Die Terrassengestaltung mit Pflanzen bezeichnet die systematische Planung, Auswahl und Anordnung von Vegetation auf befestigten Außenflächen, die unmittelbar an Wohngebäude anschließen. Sie dient der ästhetischen Aufwertung, der Schaffung von Privatsphäre sowie der Verbesserung des Mikroklimas durch Verdunstungskälte und Sauerstoffproduktion unter Berücksichtigung der spezifischen Standortbedingungen in Gefäßkulturen.
- Standortanalyse: Bewertung der Lichtverhältnisse (Süd-, Nord-, Ost- oder Westausrichtung), der Windexposition und der potenziellen Hitzereflektion durch Hauswände.
- Gefäßmanagement: Verwendung von Pflanzgefäßen mit ausreichendem Volumen, die Frostbeständigkeit, UV-Stabilität und ein effizientes Entwässerungssystem (Drainage) aufweisen.
- Pflanzenauswahl: Differenzierung zwischen Solitärpflanzen (Blickfang), Strukturpflanzen (immergrüne Gehölze) und saisonalen Akzenten (Blühpflanzen).
- Substratqualität: Einsatz von spezialisierter Kübelpflanzenerde mit mineralischen Anteilen (z.

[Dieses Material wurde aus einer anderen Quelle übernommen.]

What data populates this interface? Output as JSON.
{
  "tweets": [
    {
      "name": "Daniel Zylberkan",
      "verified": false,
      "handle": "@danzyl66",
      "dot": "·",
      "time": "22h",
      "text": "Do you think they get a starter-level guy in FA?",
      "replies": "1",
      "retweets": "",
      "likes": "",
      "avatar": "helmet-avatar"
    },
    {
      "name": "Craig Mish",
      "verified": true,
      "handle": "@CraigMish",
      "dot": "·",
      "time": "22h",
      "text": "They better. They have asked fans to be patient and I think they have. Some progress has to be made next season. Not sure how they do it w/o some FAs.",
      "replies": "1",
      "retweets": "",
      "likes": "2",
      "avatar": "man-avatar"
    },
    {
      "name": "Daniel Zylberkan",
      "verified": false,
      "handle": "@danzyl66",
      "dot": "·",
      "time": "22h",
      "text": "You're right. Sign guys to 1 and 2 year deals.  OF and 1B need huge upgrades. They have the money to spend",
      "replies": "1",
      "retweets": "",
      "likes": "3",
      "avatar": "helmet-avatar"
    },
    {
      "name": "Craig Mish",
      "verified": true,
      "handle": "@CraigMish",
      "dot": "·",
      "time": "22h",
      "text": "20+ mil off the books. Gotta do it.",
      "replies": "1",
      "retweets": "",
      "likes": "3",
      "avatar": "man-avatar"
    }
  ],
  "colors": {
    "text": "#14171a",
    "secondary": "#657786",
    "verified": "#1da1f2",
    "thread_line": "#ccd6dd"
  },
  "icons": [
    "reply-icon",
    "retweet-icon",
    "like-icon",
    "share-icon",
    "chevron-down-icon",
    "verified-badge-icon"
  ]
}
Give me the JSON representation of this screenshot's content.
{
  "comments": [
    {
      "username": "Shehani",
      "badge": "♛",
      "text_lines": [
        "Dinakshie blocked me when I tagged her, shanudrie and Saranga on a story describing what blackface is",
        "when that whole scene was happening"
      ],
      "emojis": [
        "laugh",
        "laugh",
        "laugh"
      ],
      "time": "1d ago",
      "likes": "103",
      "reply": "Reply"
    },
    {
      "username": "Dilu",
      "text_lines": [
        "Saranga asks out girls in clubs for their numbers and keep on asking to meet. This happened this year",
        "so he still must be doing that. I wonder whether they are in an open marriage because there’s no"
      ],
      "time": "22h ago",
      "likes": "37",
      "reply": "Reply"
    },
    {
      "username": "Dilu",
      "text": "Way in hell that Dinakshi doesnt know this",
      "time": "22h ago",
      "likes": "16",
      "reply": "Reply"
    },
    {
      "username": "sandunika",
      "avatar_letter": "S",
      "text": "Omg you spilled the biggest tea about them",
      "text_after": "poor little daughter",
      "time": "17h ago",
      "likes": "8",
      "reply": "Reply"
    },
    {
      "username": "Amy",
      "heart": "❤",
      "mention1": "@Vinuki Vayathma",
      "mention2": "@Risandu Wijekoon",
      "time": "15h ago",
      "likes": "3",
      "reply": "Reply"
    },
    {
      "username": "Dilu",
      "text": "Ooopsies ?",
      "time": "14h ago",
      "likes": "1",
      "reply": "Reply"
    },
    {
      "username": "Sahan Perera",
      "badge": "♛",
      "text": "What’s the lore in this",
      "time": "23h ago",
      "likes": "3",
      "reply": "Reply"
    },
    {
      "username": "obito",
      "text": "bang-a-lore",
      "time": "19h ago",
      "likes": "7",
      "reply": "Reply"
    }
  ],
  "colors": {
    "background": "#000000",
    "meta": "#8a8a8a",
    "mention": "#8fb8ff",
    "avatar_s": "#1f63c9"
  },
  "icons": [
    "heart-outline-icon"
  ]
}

B. Blähton, Lava oder Bims) zur Gewährleistung von Strukturstabilität und optimalem Luft-Wasser-Haushalt.
- Funktionale Gestaltung: Nutzung von vertikalen Elementen wie Rankgittern oder Hochstämmen zur Platzersparnis und als natürlicher Sichtschutz.
- Bewässerungstechnik: Integration von manuellen oder automatisierten Bewässerungssystemen zur Kompensation des begrenzten Wurzelraums und der erhöhten Verdunstungsrate auf versiegelten Flächen.
Expertentipps für die praktische Anwendung
Ein kritischer Erfolgsfaktor bei der Terrassengestaltung ist die Vermeidung von Staunässe. Experten empfehlen, im unteren Drittel jedes Pflanzgefäßes eine Drainageschicht aus Blähton einzubringen, die durch ein wasserdurchlässiges Vlies vom Substrat getrennt wird, um das Einschlämmen von Feinanteilen zu verhindern. Bei der Auswahl der Pflanzen sollte zudem auf die Windfestigkeit geachtet werden; auf exponierten Terrassen eignen sich besonders Arten mit flexiblen Trieben oder kleinen, festen Blättern wie Olivenbäume, Gräser oder Buchsbaum. Um das Gewicht auf Balkonen oder Dachterrassen zu minimieren, können leichte Kunststoff- oder Glasfaserkunststoff-Gefäße (GFK) in Kombination mit mineralischen Leichtsubstraten verwendet werden. Eine regelmäßige Nährstoffzufuhr über Flüssigdünger oder Langzeitdepotdünger ist unerlässlich, da das begrenzte Substratvolumen in Kübeln schnell erschöpft ist.
Zusammenfassung: Eine professionelle Terrassengestaltung mit Pflanzen verbindet gartenbauliches Fachwissen mit gestalterischer Funktionalität. Wesentliche Aspekte sind die standortgerechte Artenwahl, die Sicherstellung des Wasserabzugs zur Vermeidung von Wurzelfäule und die Verwendung strukturstabiler Substrate, um einen langlebigen und ästhetisch ansprechenden Außenraum zu schaffen.